For academia: I expect that FAANG will continue to produce larger and larger language models as well. Probably new improvements in multi-task learning to keep on increasing model size - this will probably take ideas from relational / contrastive learning. Few-shot /zero-shot learning is also something that's come a long way the last couple of years. There will probably be a bunch of secondary papers about language models as well - hypothesis on how they work, explanation of corner cases, ways to deal with bias and fairness.
For industry: Feels like “making BERT / some other language model do things” is a common job nowadays. On the more engineering side - I think we’ll see more tools to quickly and efficiently fine-tune language models, especially tools that allow a human in the loop.
Overall it feels like we’re getting to a point where there’s a pretty standardized approach to simple NLP problems like text classification - no more real feature engineering, just throw BERT at the problem. I expect for this trend to continue - with more and more of a focus on dataset creation and validation and less of an emphasis on model architecture.

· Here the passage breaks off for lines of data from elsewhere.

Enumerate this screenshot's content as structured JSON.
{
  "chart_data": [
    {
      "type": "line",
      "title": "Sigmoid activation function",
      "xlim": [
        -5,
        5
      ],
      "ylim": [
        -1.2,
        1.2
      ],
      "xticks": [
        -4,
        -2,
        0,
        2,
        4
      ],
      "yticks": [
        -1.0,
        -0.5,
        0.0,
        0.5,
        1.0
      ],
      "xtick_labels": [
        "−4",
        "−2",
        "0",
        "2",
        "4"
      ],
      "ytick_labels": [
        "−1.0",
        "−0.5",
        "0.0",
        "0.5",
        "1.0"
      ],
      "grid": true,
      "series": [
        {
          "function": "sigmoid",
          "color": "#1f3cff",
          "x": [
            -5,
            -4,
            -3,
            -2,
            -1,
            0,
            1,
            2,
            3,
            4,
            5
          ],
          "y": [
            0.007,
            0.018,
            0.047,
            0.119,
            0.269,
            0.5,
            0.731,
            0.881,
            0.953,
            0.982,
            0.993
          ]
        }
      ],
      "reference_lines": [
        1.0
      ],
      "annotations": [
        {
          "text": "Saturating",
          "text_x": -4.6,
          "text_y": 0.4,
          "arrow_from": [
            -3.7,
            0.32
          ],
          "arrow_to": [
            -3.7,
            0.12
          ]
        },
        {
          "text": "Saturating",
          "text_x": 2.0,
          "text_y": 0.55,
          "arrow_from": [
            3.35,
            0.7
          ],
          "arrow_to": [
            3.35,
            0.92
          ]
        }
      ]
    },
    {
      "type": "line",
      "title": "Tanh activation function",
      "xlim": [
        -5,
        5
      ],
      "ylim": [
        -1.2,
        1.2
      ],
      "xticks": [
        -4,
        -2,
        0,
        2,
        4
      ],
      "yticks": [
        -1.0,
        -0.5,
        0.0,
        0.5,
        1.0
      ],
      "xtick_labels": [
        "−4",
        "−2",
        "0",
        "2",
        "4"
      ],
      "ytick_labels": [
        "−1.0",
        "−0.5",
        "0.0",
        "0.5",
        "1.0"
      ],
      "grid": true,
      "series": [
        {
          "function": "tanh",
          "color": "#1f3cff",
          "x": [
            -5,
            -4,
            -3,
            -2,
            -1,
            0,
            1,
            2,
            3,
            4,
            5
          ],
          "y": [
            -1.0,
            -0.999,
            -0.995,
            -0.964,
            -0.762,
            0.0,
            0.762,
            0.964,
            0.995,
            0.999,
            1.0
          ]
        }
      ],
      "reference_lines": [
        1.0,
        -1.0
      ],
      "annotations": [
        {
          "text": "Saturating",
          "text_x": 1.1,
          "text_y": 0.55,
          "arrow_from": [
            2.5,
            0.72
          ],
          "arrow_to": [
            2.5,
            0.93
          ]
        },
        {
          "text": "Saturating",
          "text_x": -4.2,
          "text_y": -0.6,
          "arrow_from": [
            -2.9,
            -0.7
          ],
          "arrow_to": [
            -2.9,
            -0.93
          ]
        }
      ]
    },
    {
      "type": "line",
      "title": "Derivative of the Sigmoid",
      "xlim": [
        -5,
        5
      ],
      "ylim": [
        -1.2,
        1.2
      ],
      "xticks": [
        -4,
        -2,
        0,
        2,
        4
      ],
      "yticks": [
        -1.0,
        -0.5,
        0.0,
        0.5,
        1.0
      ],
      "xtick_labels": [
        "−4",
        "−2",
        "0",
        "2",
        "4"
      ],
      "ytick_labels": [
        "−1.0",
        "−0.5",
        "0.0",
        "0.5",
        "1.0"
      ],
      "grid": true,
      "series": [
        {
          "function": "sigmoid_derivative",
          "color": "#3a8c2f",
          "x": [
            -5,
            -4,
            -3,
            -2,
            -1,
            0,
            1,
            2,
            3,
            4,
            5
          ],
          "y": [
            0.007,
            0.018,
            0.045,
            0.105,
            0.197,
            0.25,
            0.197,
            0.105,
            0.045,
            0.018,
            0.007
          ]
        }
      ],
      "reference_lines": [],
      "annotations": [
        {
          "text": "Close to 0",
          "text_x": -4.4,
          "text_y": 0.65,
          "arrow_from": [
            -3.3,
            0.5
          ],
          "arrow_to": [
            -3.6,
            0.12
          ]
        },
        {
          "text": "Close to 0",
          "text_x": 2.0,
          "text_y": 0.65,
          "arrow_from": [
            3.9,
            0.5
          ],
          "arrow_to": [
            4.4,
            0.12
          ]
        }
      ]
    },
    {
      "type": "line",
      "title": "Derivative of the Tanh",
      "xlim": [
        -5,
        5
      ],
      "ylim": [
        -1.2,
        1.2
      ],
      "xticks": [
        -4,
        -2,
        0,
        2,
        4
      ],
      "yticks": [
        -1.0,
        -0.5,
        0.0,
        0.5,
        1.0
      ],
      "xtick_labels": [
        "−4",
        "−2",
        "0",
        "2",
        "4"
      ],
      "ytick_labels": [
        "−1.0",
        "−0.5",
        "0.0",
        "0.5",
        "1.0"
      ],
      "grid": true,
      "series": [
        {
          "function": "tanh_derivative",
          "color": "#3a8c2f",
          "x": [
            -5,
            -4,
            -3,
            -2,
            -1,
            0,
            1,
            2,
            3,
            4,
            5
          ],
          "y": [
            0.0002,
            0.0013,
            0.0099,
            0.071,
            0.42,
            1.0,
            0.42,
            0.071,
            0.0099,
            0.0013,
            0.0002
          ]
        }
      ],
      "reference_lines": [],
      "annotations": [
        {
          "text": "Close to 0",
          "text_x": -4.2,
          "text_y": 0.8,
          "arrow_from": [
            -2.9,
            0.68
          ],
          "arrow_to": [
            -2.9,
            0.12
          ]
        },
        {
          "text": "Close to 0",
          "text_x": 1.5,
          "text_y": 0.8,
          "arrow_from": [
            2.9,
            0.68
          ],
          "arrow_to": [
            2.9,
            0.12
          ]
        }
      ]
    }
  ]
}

I also think there will be a rise in multi-modal language models - combination of language and vision models for example. But I think the more interesting application will be combining dense language model representations with sparser tabular data. Think of trying to predict a users likelihood to buy a product given a review of another product (dense embedding of text), but also their clicks over the last 2 hours. (sparser tabular data) - this feels like a much more common problem people have.
To stay updated: read papers (arxiv-sanity.com is a lifesaver) and watch talks (usually just on youtube or a lot of uni reading groups are public on zoom nowadays).